‘Consequential loss’ in English law

The general rule under English law for the recovery of damages following breach of contract was set down inHadley v Baxendale: recoverable damages are those either (i) arising naturally or directly from the breach of contract (‘direct loss’), or (ii) within the contemplation of the parties at the time they made the contract (‘indirect’ or ‘consequential loss’). Other losses are irrecoverable as remote.

The second limb of loss in Hadley v Baxendale covers situations where there is ‘knowledge of special circumstances’ at the time of the contract and a party has therefore been put on notice of a type of ‘exceptional loss’, which would not arise in the usual course of things, that by reason of that notice it has effectively undertaken to bear in the event of a breach. 

Exclusion of ‘consequential loss’ in English law

In English law, where a contract exempts liability for ‘consequential loss’, it will normally be interpreted (absent contractual definition) as excepting a party only from such loss as is recoverable under the second limb of the ‘rule’ inHadley v Baxendale i.e. ‘exceptional loss’ relating to ‘knowledge of special circumstances’.

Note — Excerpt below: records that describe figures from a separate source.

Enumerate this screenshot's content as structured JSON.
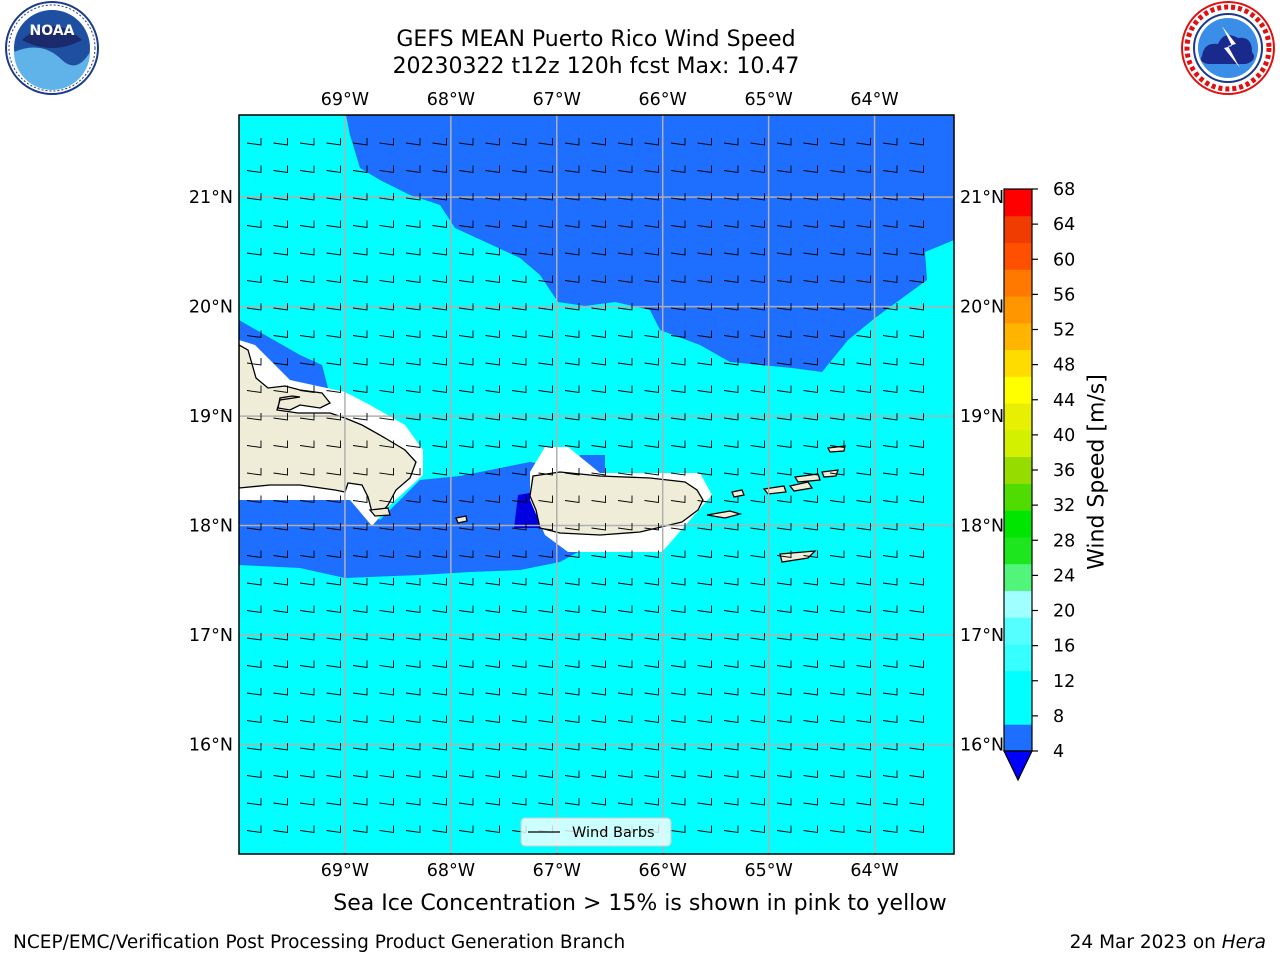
{
  "title": {
    "line1": "GEFS MEAN Puerto Rico Wind Speed",
    "line2": "20230322 t12z 120h fcst   Max: 10.47"
  },
  "map": {
    "lon_range": [
      -70.0,
      -63.25
    ],
    "lat_range": [
      15.0,
      21.75
    ],
    "lon_ticks": [
      {
        "value": -69,
        "label": "69°W"
      },
      {
        "value": -68,
        "label": "68°W"
      },
      {
        "value": -67,
        "label": "67°W"
      },
      {
        "value": -66,
        "label": "66°W"
      },
      {
        "value": -65,
        "label": "65°W"
      },
      {
        "value": -64,
        "label": "64°W"
      }
    ],
    "lat_ticks": [
      {
        "value": 21,
        "label": "21°N"
      },
      {
        "value": 20,
        "label": "20°N"
      },
      {
        "value": 19,
        "label": "19°N"
      },
      {
        "value": 18,
        "label": "18°N"
      },
      {
        "value": 17,
        "label": "17°N"
      },
      {
        "value": 16,
        "label": "16°N"
      }
    ],
    "grid": true,
    "field_colors": {
      "band_4_8": "#1e6eff",
      "band_8_12": "#00ffff",
      "below_4": "#0000e0",
      "land": "#efedd8"
    }
  },
  "legend": {
    "label": "Wind Barbs",
    "placement": "bottom-center"
  },
  "colorbar": {
    "label": "Wind Speed [m/s]",
    "ticks": [
      4,
      8,
      12,
      16,
      20,
      24,
      28,
      32,
      36,
      40,
      44,
      48,
      52,
      56,
      60,
      64,
      68
    ],
    "tick_labels": [
      "4",
      "8",
      "12",
      "16",
      "20",
      "24",
      "28",
      "32",
      "36",
      "40",
      "44",
      "48",
      "52",
      "56",
      "60",
      "64",
      "68"
    ],
    "extend_color": "#0000ff",
    "colors": [
      "#1e6eff",
      "#00ffff",
      "#00ffff",
      "#37ffff",
      "#55ffff",
      "#a0ffff",
      "#50f57a",
      "#1ee61e",
      "#00e600",
      "#50dc00",
      "#96dc00",
      "#d2f000",
      "#e6f000",
      "#ffff00",
      "#ffdc00",
      "#ffb400",
      "#ff9600",
      "#ff7800",
      "#ff5000",
      "#f03c00",
      "#ff0000"
    ]
  },
  "notes": {
    "sea_ice": "Sea Ice Concentration > 15% is shown in pink to yellow",
    "footer_left": "NCEP/EMC/Verification Post Processing Product Generation Branch",
    "footer_date": "24 Mar 2023 on ",
    "footer_machine": "Hera"
  },
  "logos": {
    "left": "noaa-logo",
    "right": "nws-logo"
  }
}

The English courts have repeatedly made it clear that an exclusion of ‘indirect or consequential loss’ does not exclude ‘loss of profit’ that arises directly and naturally from the breach i.e. loss of profits that a reasonable business man would expect to flow from such a breach in the usual course of events. This will often include losses of profit from collateral arrangements with third parties. 

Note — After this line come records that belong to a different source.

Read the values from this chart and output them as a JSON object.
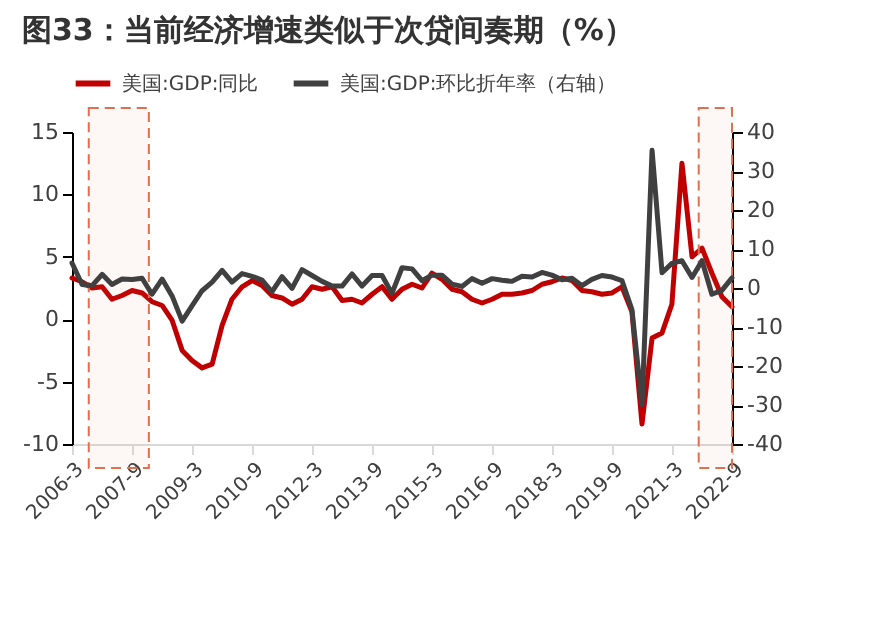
{
  "chart_data": {
    "type": "line",
    "title": "图33：当前经济增速类似于次贷间奏期（%）",
    "x": [
      "2006-03",
      "2006-06",
      "2006-09",
      "2006-12",
      "2007-03",
      "2007-06",
      "2007-09",
      "2007-12",
      "2008-03",
      "2008-06",
      "2008-09",
      "2008-12",
      "2009-03",
      "2009-06",
      "2009-09",
      "2009-12",
      "2010-03",
      "2010-06",
      "2010-09",
      "2010-12",
      "2011-03",
      "2011-06",
      "2011-09",
      "2011-12",
      "2012-03",
      "2012-06",
      "2012-09",
      "2012-12",
      "2013-03",
      "2013-06",
      "2013-09",
      "2013-12",
      "2014-03",
      "2014-06",
      "2014-09",
      "2014-12",
      "2015-03",
      "2015-06",
      "2015-09",
      "2015-12",
      "2016-03",
      "2016-06",
      "2016-09",
      "2016-12",
      "2017-03",
      "2017-06",
      "2017-09",
      "2017-12",
      "2018-03",
      "2018-06",
      "2018-09",
      "2018-12",
      "2019-03",
      "2019-06",
      "2019-09",
      "2019-12",
      "2020-03",
      "2020-06",
      "2020-09",
      "2020-12",
      "2021-03",
      "2021-06",
      "2021-09",
      "2021-12",
      "2022-03",
      "2022-06",
      "2022-09"
    ],
    "series": [
      {
        "name": "美国:GDP:同比",
        "color": "#c00000",
        "values": [
          3.3,
          3.0,
          2.5,
          2.6,
          1.6,
          1.9,
          2.3,
          2.1,
          1.4,
          1.1,
          -0.1,
          -2.5,
          -3.3,
          -3.9,
          -3.6,
          -0.5,
          1.6,
          2.6,
          3.1,
          2.7,
          1.9,
          1.7,
          1.2,
          1.6,
          2.6,
          2.4,
          2.6,
          1.5,
          1.6,
          1.3,
          2.0,
          2.6,
          1.6,
          2.4,
          2.8,
          2.5,
          3.7,
          3.2,
          2.4,
          2.2,
          1.6,
          1.3,
          1.6,
          2.0,
          2.0,
          2.1,
          2.3,
          2.8,
          3.0,
          3.3,
          3.1,
          2.3,
          2.2,
          2.0,
          2.1,
          2.6,
          0.6,
          -8.4,
          -1.5,
          -1.1,
          1.2,
          12.5,
          5.0,
          5.7,
          3.7,
          1.8,
          1.0
        ]
      },
      {
        "name": "美国:GDP:环比折年率（右轴）",
        "color": "#404040",
        "axis": "y2",
        "values": [
          6.4,
          0.9,
          0.6,
          3.5,
          0.9,
          2.3,
          2.2,
          2.5,
          -1.6,
          2.3,
          -2.1,
          -8.5,
          -4.6,
          -0.7,
          1.5,
          4.5,
          1.5,
          3.7,
          3.0,
          2.0,
          -1.0,
          2.9,
          -0.1,
          4.7,
          3.2,
          1.7,
          0.5,
          0.5,
          3.6,
          0.5,
          3.2,
          3.2,
          -1.4,
          5.2,
          4.9,
          1.9,
          3.3,
          3.3,
          1.0,
          0.4,
          2.4,
          1.2,
          2.4,
          2.0,
          1.7,
          3.0,
          2.8,
          4.0,
          3.3,
          2.1,
          2.5,
          0.6,
          2.2,
          3.2,
          2.8,
          1.9,
          -5.5,
          -29.9,
          35.3,
          3.9,
          6.3,
          7.0,
          2.7,
          7.0,
          -1.6,
          -0.6,
          2.6
        ]
      }
    ],
    "xlim": [
      "2006-03",
      "2022-09"
    ],
    "xticks": [
      {
        "value": "2006-03",
        "label": "2006-3"
      },
      {
        "value": "2007-09",
        "label": "2007-9"
      },
      {
        "value": "2009-03",
        "label": "2009-3"
      },
      {
        "value": "2010-09",
        "label": "2010-9"
      },
      {
        "value": "2012-03",
        "label": "2012-3"
      },
      {
        "value": "2013-09",
        "label": "2013-9"
      },
      {
        "value": "2015-03",
        "label": "2015-3"
      },
      {
        "value": "2016-09",
        "label": "2016-9"
      },
      {
        "value": "2018-03",
        "label": "2018-3"
      },
      {
        "value": "2019-09",
        "label": "2019-9"
      },
      {
        "value": "2021-03",
        "label": "2021-3"
      },
      {
        "value": "2022-09",
        "label": "2022-9"
      }
    ],
    "ylim": [
      -10,
      15
    ],
    "yticks": [
      -10,
      -5,
      0,
      5,
      10,
      15
    ],
    "y2lim": [
      -40,
      40
    ],
    "y2ticks": [
      -40,
      -30,
      -20,
      -10,
      0,
      10,
      20,
      30,
      40
    ],
    "bands": [
      {
        "axis": "x",
        "from": "2006-08",
        "to": "2008-02",
        "color": "#e07050"
      },
      {
        "axis": "x",
        "from": "2021-11",
        "to": "2022-09",
        "color": "#e07050"
      }
    ],
    "legend": "top",
    "grid": false,
    "marker": "none",
    "line_style": "solid"
  }
}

However, it is, of course, open for the parties to agree a wider definition of ‘consequential loss’ if they so elect. For those in the oil and gas industry, this is common practice (see for example: Oil & Gas UK Model Form JOA, AIPN Model Operating Agreement, Crine/LOGIC standard contracts).

The background to the Biotronik dispute concerned a distribution agreement between the parties, under which Biotronik was an exclusive distributor for certain areas of a specialised stent. The dispute arose when Conor Medsystems ceased worldwide distribution causing Biotronik to believe it was entitled to damages for lost profits, despite the contract’s provisions excluding ‘any indirect, special consequential, incidental or punitive damage’. 

It seems that New York case law was understood by many practitioners to have previously decided that ‘lost profits’ were ‘consequential damages’ when, as result of the breach, loss is suffered on collateral business relationships.  However, in Biotronik the New York Court of Appeals reached a different conclusion.

The agreement in Biotronik contemplated the re-sale of the stents and the contractual price was benchmarked against the re-sale price. On this basis, the contemplation of collateral relationships was found to be the very essence of the contract.  The court held that this meant that lost profits were the ‘direct and probable result of a breach and thus constitute general damage’.  As general damage, the losses could be claimed by Biotronik because they were not excluded by the exemption clause.


Unlike in New York law, there has been no tendency under English law to label ‘lost profits’ arising from the existence of relationships with third parties as consequential or indirect damages. 

In many cases, in English law, loss of profits under collateral or on-sale arrangements will be naturally flowing from the breach and likely to be direct loss. It will only be where the loss is ‘exceptional’, arising from special circumstances, that the loss is likely to be defined as ‘consequential loss’.

However, the law on this subject remains in transition. Before placing reliance on the ‘rule’ in Hadley v Baxendale to define the meaning of ‘consequential loss’ or on the common law rules on remoteness of damages to limit recoverability, parties should keep in mind the advice of the retired Law Lord, Lord Hoffmann, that: ‘For my own part I think that, although an excellent attempt was made in Hadley v Baxendale to lay down a rule on the subject [i.e. recoverable damages], it will be found that the rule is not capable of meeting all cases; and when the matter comes to be further considered, it will probably turn out that there is no such thing as a rule, as to the legal measure of damages applicable in all cases’.

It therefore remains important, in sophisticated contractual relationships, that the parties should clearly express their intention as to the scope of recoverable loss and exclusions of liability in the contract.